There is also an important change in the way that information circulates, which sometimes gives the impression that things are much worse. But I don’t think that the crises are more severe than in the past, it’s just that we know about them now – and much faster. All this information is right there on our phone, computer and TV screens. This has led to an increase in humanitarian funding and development in NGOs. When I started, we worked on the assumption that what we were doing was good for people who had lost everything and therefore there were no questions asked. NGOs have become much more professional in terms of efficiency and management, and have become accountable to their donors more than they were over 30 years ago.

There are improvements that still need to be made, though. There has been an increase in the number of organisations but, while there is overlap in some sectors, there are still gaps in others, and coordination has become almost a monster of bureaucratic process that needs to be simplified. But overall, the professionalisation of the humanitarian community has been positive.

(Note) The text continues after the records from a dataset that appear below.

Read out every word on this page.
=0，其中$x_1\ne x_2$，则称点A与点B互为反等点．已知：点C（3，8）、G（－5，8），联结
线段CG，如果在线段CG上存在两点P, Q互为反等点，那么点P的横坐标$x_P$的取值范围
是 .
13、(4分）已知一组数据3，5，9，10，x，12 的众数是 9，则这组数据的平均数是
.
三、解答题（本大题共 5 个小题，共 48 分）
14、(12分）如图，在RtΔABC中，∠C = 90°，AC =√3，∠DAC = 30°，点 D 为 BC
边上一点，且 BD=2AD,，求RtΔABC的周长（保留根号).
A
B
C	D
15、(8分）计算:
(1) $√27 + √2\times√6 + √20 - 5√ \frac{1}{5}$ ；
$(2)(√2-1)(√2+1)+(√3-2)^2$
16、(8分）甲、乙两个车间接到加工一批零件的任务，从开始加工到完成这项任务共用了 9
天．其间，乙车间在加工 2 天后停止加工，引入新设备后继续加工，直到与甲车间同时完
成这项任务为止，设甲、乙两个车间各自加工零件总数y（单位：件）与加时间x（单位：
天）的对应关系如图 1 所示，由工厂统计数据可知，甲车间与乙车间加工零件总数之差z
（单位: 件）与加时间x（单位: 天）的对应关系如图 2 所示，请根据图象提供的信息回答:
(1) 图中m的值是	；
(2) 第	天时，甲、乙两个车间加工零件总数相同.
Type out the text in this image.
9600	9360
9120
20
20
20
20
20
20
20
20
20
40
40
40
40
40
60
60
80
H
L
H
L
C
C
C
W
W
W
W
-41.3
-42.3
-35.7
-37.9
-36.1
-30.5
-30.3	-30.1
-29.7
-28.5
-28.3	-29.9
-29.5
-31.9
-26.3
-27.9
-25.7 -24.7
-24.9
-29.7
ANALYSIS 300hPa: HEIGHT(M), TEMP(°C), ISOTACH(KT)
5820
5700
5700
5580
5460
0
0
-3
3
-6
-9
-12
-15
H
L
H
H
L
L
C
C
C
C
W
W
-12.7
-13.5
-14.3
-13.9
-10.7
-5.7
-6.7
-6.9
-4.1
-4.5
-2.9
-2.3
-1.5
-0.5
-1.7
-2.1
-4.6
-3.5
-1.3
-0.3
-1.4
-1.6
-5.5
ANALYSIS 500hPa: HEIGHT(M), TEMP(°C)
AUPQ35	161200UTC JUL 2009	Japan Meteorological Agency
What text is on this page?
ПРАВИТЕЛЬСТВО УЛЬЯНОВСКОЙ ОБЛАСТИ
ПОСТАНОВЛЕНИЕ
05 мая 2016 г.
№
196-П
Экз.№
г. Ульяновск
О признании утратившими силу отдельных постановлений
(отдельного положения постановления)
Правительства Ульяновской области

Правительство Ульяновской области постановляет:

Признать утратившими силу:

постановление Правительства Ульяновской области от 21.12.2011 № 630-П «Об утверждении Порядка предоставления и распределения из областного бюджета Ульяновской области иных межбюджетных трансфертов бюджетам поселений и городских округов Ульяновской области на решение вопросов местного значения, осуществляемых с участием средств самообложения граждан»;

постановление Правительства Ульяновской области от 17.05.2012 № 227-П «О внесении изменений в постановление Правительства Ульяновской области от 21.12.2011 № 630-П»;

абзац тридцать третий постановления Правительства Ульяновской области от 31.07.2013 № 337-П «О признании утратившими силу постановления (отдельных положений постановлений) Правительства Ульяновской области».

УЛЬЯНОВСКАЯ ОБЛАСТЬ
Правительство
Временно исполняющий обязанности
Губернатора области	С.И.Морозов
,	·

Displaced children at a camp in the Central African Republic (2014)Displaced children at a camp in the Central African Republic (2014)

Does the rate of progress ever frustrate you?
Sure. The frustration right now has been mostly that the number of people displaced by violence has increased dramatically in the past seven years. The level of funding, though it has increased, has not caught up with the need. The ability of the humanitarian community to provide sufficiently qualified staff is now stretched and humanitarian agencies have not had the resources they needed.

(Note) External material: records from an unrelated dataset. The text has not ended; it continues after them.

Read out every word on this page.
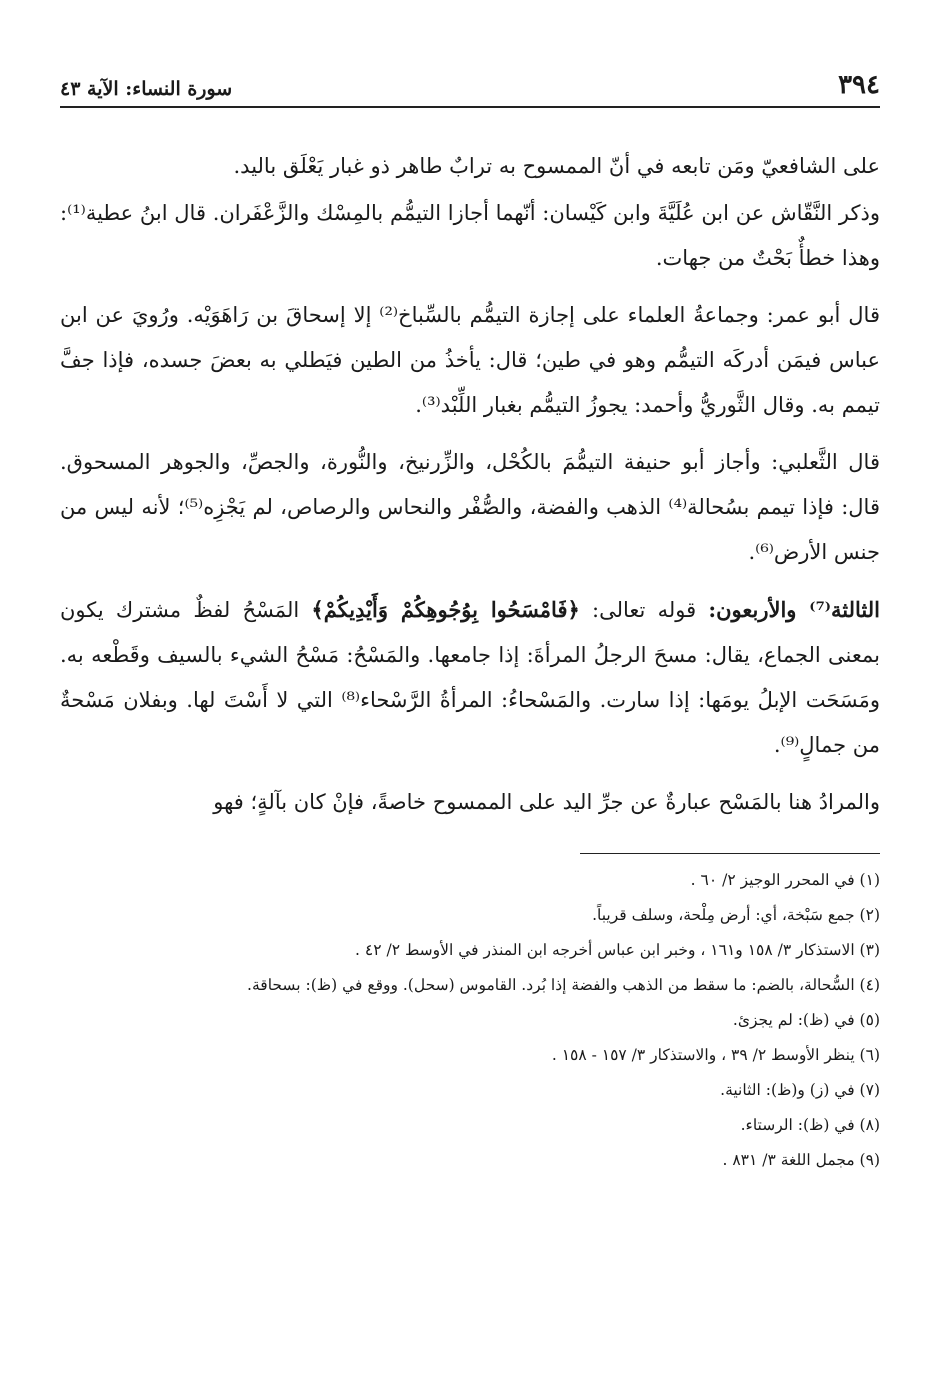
٣٩٤
سورة النساء: الآية ٤٣

على الشافعيّ ومَن تابعه في أنّ الممسوح به ترابٌ طاهر ذو غبار يَعْلَق باليد.

وذكر النَّقّاش عن ابن عُلَيَّةَ وابن كَيْسان: أنّهما أجازا التيمُّم بالمِسْك والزَّعْفَران. قال ابنُ عطية⁽¹⁾: وهذا خطأٌ بَحْتٌ من جهات.

قال أبو عمر: وجماعةُ العلماء على إجازة التيمُّم بالسِّباخ⁽²⁾ إلا إسحاقَ بن رَاهَوَيْه. ورُويَ عن ابن عباس فيمَن أدركَه التيمُّم وهو في طين؛ قال: يأخذُ من الطين فيَطلي به بعضَ جسده، فإذا جفَّ تيمم به. وقال الثَّوريُّ وأحمد: يجوزُ التيمُّم بغبار اللِّبْد⁽³⁾.

قال الثَّعلبي: وأجاز أبو حنيفة التيمُّمَ بالكُحْل، والزِّرنيخ، والنُّورة، والجصِّ، والجوهر المسحوق. قال: فإذا تيمم بسُحالة⁽⁴⁾ الذهب والفضة، والصُّفْر والنحاس والرصاص، لم يَجْزِه⁽⁵⁾؛ لأنه ليس من جنس الأرض⁽⁶⁾.

الثالثة⁽⁷⁾ والأربعون: قوله تعالى: ﴿فَامْسَحُوا بِوُجُوهِكُمْ وَأَيْدِيكُمْ﴾ المَسْحُ لفظٌ مشترك يكون بمعنى الجماع، يقال: مسحَ الرجلُ المرأةَ: إذا جامعها. والمَسْحُ: مَسْحُ الشيء بالسيف وقَطْعه به. ومَسَحَت الإبلُ يومَها: إذا سارت. والمَسْحاءُ: المرأةُ الرَّسْحاء⁽⁸⁾ التي لا أَسْتَ لها. وبفلان مَسْحةٌ من جمالٍ⁽⁹⁾.

والمرادُ هنا بالمَسْح عبارةٌ عن جرِّ اليد على الممسوح خاصةً، فإنْ كان بآلةٍ؛ فهو

(١) في المحرر الوجيز ٢/ ٦٠ .

(٢) جمع سَبْخة، أي: أرض مِلْحة، وسلف قريباً.

(٣) الاستذكار ٣/ ١٥٨ و١٦١ ، وخبر ابن عباس أخرجه ابن المنذر في الأوسط ٢/ ٤٢ .

(٤) السُّحالة، بالضم: ما سقط من الذهب والفضة إذا بُرد. القاموس (سحل). ووقع في (ظ): بسحاقة.

(٥) في (ظ): لم يجزئ.

(٦) ينظر الأوسط ٢/ ٣٩ ، والاستذكار ٣/ ١٥٧ - ١٥٨ .

(٧) في (ز) و(ظ): الثانية.

(٨) في (ظ): الرستاء.

(٩) مجمل اللغة ٣/ ٨٣١ .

One of the reasons for the tremendous displacements is twofold. One is that we have a series of new crises that have come up in the past year, one after the other: South Sudan, Iraq, Central Africa, Syria. At the same time, old crises are not finding resolution. A large number of Afghan and Somali refugees and those from the Democratic Republic of Congo were displaced some 20 years ago. When I was working with Doctors Without Borders in Cambodia, the average time a person was displaced was between three and four years; now it’s over 17 years. Seven years ago there were four serious civil wars in the world, today there are eleven.

Displaced children in the PhilippinesDisplaced children in the Philippines

How do you deal with it every day?
We try to be practical and focus on what we can change. Last year we went to Chad, where there are refugees from Darfur. Nobody talks about Darfur any more. We were able to restore some of the humanitarian funding and to get development agencies to look at livelihoods for these people; we were able to make an impact. On a broader level, there is a whole series of initiatives set up for this year. We hope that these movements will encourage governments across the world to address these issues as seriously as climate change or nuclear power.

How do we make refugee crises matter to people?
By telling individual stories. As long as we only manage statistics and countries of origin people will think, “Oh, we’re talking hundreds of thousands of people”, or “They come from the Middle East”. We’re not talking about individual experiences and what each person has gone through. These people had lives similar to ours, which were then suddenly taken away by a maelstrom of violence. They’re now just trying to make a life for themselves and their families. Recently, I had an experience where someone said, “I’m against Syrian refugees, but I’m not against x and y, because I know x and y’s stories.”

As soon as people understand what refugees have gone through and that they had no choice, that they’ve lost people they love and sometimes even all their resources, that they’re completely desperate and see no future, I think public opinion will become more sympathetic. There is a danger in manipulating just numbers and statistics. I keep on telling people that when the UN says there are 60 million displaced people, this is not a statistic, this is 60 million individual tragedies. We must not forget this.